Synthesis of the presentation of Mr. Paul Goldschmidt, Director, DG II, European Commission organised at the invitation of Groupe Schneider.

Financial engineering takes in the whole range of options that can be considered in drawing up a financial package.

The development of financial engineering in Europe :
Financial engineering in Europe (which is lagging well behind the United States in the techniques it deploys) should take on a new dimension with the introduction of the Euro.
In addition to the fact that investors will no longer face an exchange risk, the single currency will lead to a lengthening in maturity date options for issues by public or semi-public bodies and an expansion in the range of credit facilities.

The Euro, whose use also implies more rigorous budgetary discipline, requires the restructuring of financing methods. In fact, the availability of public funds (State budget and public loans) for financing major infrastructure projects will be increasingly regulated. At the same time, the move towards a system of capitalisation for the social security and pensions systems should make it possible to meet the new financing requirements. A structural change in the relationship between the financial players in the public and private sectors would therefore appear essential.

Change in the relationship between the public and private spheres :
This change in the relationship between the players from the public and private spheres requires greater human mobility between the two sectors in to order to allow each one better to understand the constraints and motivations of the other. In the context of their co-operation, the private sector must accept the principles underlying the way in which the public utilities work, which are not necessarily linked to the aims of profitability.

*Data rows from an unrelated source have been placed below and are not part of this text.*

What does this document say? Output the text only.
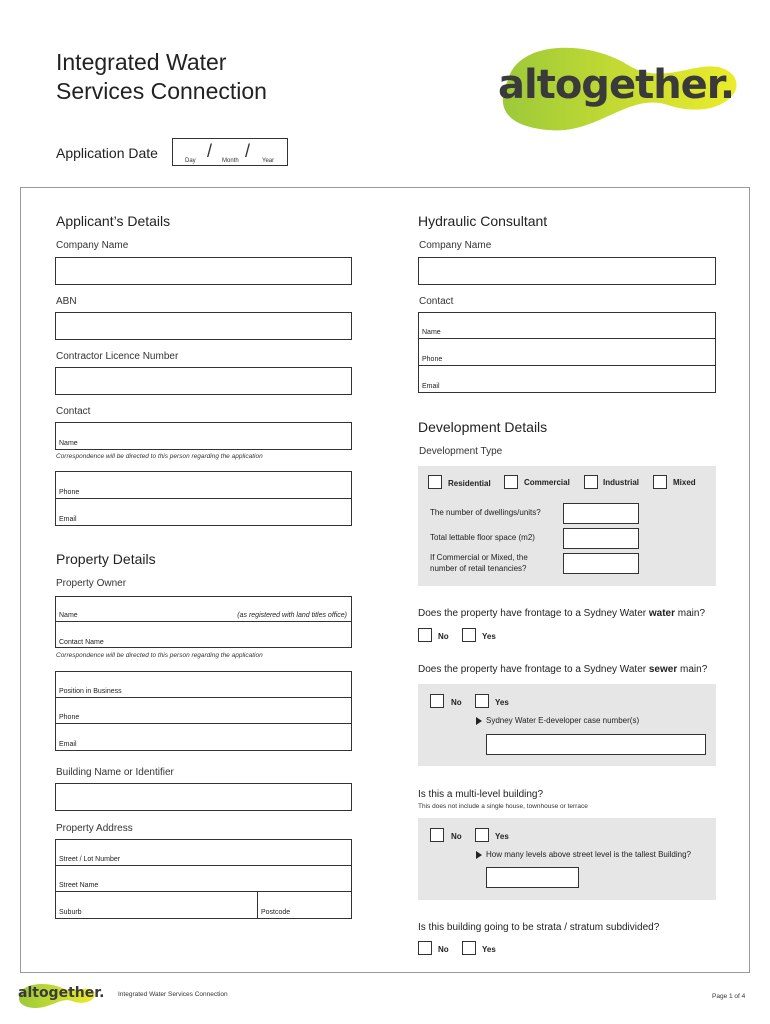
Integrated Water
Services Connection	altogether.
Application Date	/ /
Day	Month	Year
Applicant’s Details
Company Name
ABN
Contractor Licence Number
Contact
Name
Correspondence will be directed to this person regarding the application
Phone
Email
Property Details
Property Owner
Name	(as registered with land titles office)
Contact Name
Correspondence will be directed to this person regarding the application
Position in Business
Phone
Email
Building Name or Identifier
Property Address
Street / Lot Number
Street Name
Suburb	Postcode
Hydraulic Consultant
Company Name
Contact
Name
Phone
Email
Development Details
Development Type
Residential	Commercial	Industrial	Mixed
The number of dwellings/units?
Total lettable floor space (m2)
If Commercial or Mixed, the
number of retail tenancies?
Does the property have frontage to a Sydney Water water main?
No	Yes
Does the property have frontage to a Sydney Water sewer main?
No	Yes
Sydney Water E-developer case number(s)
Is this a multi-level building?
This does not include a single house, townhouse or terrace
No	Yes
How many levels above street level is the tallest Building?
Is this building going to be strata / stratum subdivided?
No	Yes
altogether. Integrated Water Services Connection	Page 1 of 4
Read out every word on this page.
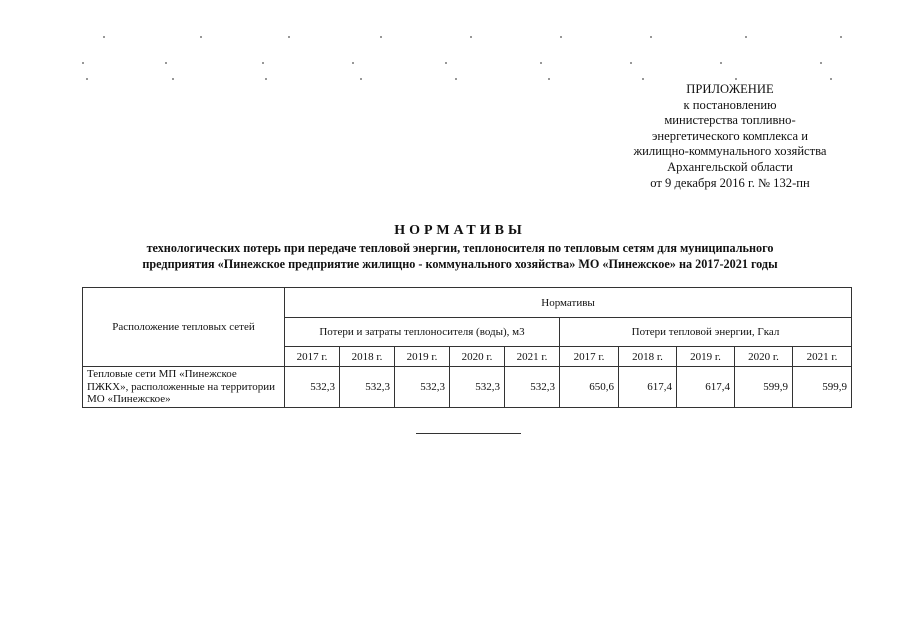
ПРИЛОЖЕНИЕ
к постановлению
министерства топливно-
энергетического комплекса и
жилищно-коммунального хозяйства
Архангельской области
от 9 декабря 2016 г. № 132-пн
НОРМАТИВЫ
технологических потерь при передаче тепловой энергии, теплоносителя по тепловым сетям для муниципального
предприятия «Пинежское предприятие жилищно - коммунального хозяйства» МО «Пинежское» на 2017-2021 годы
Расположение тепловых сетей	Нормативы									
	Потери и затраты теплоносителя (воды), м3					Потери тепловой энергии, Гкал				
	2017 г.	2018 г.	2019 г.	2020 г.	2021 г.	2017 г.	2018 г.	2019 г.	2020 г.	2021 г.
Тепловые сети МП «Пинежское ПЖКХ», расположенные на территории МО «Пинежское»	532,3	532,3	532,3	532,3	532,3	650,6	617,4	617,4	599,9	599,9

Furthermore, it can more easily become involved in financing profitable projects than the public utilities which have only limited resources. Thus there is no use in deploying limited public funds where private funds could be mobilised. It is essential to ensure that public and private involvement is complimentary. This is where the careful planning of a financial package comes fully into its own.

On that basis, how best can public money be allocated ?

Priority allocation of public funds :
Taking financial responsibility upstream for any action which leads to the subsequent mobilisation of private funds for the benefit of undertakings (financing of environmental impact studies, profitability studies…..)
Encouraging the raising of funds aimed at attracting investment into difficult sectors such as small and medium-sized businesses, or deprived areas, …
Taking on risks that lie within the jurisdiction of public authorities (risks linked with administrative authorisations, changes in legislation, …)
Re-allocating the financial spin-offs of an infrastructure project (increase in the tax base, …) in order to improve it or make it profitable.

Methods of intervention :
Intervention by the public authorities in the form of direct subsidies, reimbursable or otherwise.

Sharing the risks in terms of the nature of these risks : commercial risks for the promoters, political and administrative risks for the public authorities.
Allocation of the resources by the public authorities for the carrying out of projects justified by taking account of the non-financial elements (social considerations, …)
To conclude, financial engineering and how it can help industry should be pursued in the context of a partnership between the public and private sphere and therefore requires a change in attitudes.